Over the course of several further calls, the ransom was negotiated down to $60,000 and the family sold what they could and borrowed and begged for the rest. They placed a bag holding the money not far from the local headquarters of a Shiite militia and it was picked up. But the phone went silent. "We kept calling and calling. But ... nothing."
There is a list of Sunni men who have been similarly kidnapped in Tuz Khurmatu in the last year and a half with 156 names on it. But it only includes those whose families "are brave enough to follow up," says a resigned Ayoub Jumaa, head of the city's committee. "In total, we believe there have been almost 1,000 such cases in the surroundings." Now, says the uncle of the two kidnapped boys, nobody is paying the ransoms anymore. "Everyone knows: My son is dead whether I pay or not. Daesh or Hashd, what's the difference? The Kurds here at least allow us to live."
'It's Over for This City'
The roughly 30 Sunni villages surrounding Tuz Khurmatu are completely empty today. Where houses stood until just a few months ago, there are ruins today. Or, in the case of the village of Hweila, there is nothing left at all. It was bombed and flattened down to knee level, with just a bit of re-bar, some piles of rubble and bits of concrete pillars sticking out above the undulating grass. It is silent but for the sound of crickets and a few birds. Clumps of flowers reveal where yards once were.
It is as though IS has set in motion a distinctly Iraqi machinery of barbarism, one which can also function just fine without the jihadist group. But the fact that the Hashd militias are now going after the Kurds in Tuz may have less to do with a carefully considered plan and more to do with internal rivalries within the groups. For roughly the last six months, the Iraqi state has been almost completely insolvent. The price of oil is too low to continue financing the state amid rampant corruption in the country. In Tuz Khurmatu, construction has stopped on a new hospital and school and the hollow structures stand empty.
Even the Shiite militias, who had been able to pay substantial salaries until now, are no longer able to buy their fighters' loyalty with money alone. So they have been trying to outdo each other with brutality. "I will say this completely openly," says the local commander of Asaib Ahl al-Hakk, the "League of the Righteous," which is fighting on the front, "I am not happy with this cease-fire. It is perhaps possible to reach a compromise with other groups, but not with us. We will fight. There will be no solution without the Kurds leaving Tuz. And it will blow up here again!"

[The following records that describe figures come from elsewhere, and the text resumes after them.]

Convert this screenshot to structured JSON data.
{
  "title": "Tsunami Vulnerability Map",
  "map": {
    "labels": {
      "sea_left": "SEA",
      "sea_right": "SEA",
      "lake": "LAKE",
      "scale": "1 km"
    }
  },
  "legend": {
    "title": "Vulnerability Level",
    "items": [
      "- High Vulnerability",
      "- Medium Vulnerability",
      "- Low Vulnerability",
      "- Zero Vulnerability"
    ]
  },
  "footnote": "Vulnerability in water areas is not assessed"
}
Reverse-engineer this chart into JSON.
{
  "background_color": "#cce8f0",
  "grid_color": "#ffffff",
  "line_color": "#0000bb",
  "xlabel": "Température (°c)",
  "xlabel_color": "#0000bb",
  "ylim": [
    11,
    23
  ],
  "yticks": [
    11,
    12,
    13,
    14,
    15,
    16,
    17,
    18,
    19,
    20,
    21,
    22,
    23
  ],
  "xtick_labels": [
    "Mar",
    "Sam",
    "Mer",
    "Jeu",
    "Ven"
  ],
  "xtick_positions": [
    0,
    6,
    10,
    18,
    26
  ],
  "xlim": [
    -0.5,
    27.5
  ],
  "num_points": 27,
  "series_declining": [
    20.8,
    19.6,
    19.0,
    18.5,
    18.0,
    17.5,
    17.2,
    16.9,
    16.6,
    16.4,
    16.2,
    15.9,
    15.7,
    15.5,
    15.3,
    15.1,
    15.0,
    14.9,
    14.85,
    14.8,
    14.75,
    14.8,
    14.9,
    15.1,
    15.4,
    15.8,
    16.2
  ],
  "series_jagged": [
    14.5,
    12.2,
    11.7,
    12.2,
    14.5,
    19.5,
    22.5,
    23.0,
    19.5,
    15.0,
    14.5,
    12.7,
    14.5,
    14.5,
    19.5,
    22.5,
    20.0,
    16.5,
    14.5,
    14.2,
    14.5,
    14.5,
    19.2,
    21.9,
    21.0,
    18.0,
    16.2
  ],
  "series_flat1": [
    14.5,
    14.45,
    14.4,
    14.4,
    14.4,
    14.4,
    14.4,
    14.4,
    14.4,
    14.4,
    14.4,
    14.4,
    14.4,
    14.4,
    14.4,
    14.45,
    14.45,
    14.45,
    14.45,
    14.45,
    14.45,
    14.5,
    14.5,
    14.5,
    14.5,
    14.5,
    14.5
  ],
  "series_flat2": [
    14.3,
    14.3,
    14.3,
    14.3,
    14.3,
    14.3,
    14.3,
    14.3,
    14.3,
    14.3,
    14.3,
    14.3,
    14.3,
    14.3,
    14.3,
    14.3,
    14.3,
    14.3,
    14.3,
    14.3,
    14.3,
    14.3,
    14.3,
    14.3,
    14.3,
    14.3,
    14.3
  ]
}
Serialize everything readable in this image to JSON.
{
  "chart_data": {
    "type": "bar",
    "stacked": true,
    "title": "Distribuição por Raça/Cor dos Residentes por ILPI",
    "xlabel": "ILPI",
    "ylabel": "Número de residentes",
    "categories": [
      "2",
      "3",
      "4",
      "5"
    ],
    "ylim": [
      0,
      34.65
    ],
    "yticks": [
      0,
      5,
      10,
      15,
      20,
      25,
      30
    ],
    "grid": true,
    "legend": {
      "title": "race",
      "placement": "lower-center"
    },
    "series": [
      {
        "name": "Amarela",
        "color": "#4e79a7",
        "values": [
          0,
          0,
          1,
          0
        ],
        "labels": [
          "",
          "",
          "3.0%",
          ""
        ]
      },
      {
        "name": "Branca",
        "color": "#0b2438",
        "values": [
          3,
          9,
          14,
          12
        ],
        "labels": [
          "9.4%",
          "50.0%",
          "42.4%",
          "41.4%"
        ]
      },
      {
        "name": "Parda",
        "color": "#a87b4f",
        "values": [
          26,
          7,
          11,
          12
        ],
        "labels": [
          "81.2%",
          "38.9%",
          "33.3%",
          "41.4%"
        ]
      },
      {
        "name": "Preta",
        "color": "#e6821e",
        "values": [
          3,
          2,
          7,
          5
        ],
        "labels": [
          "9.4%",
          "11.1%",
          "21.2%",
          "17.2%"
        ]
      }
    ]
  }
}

That prediction, at least, is one shared by all groups in the city. He is going to get his revenge, says the Turkmen beekeeper. He can't trust the Turkmen anymore, says Haroun, the Kurdish vegetable seller. "Everything will keep happening over and over again," says the elderly Chorshid, who once owned a profitable roast chicken restaurant in the Kurdish bazaar and who is now sitting in front of his shot-up restaurant on the demarcation line. "It's over for this city."
The smallest provocation could be enough and the law of revenge prevails. Every act of vengeance establishes a wrong which must then be avenged.
The football match between Manchester City and Madrid, which was 0:0 after the first half that 12-year-old Abdullah was able to watch, also remained scoreless in the second half, as the boy was dying. A game without a victor.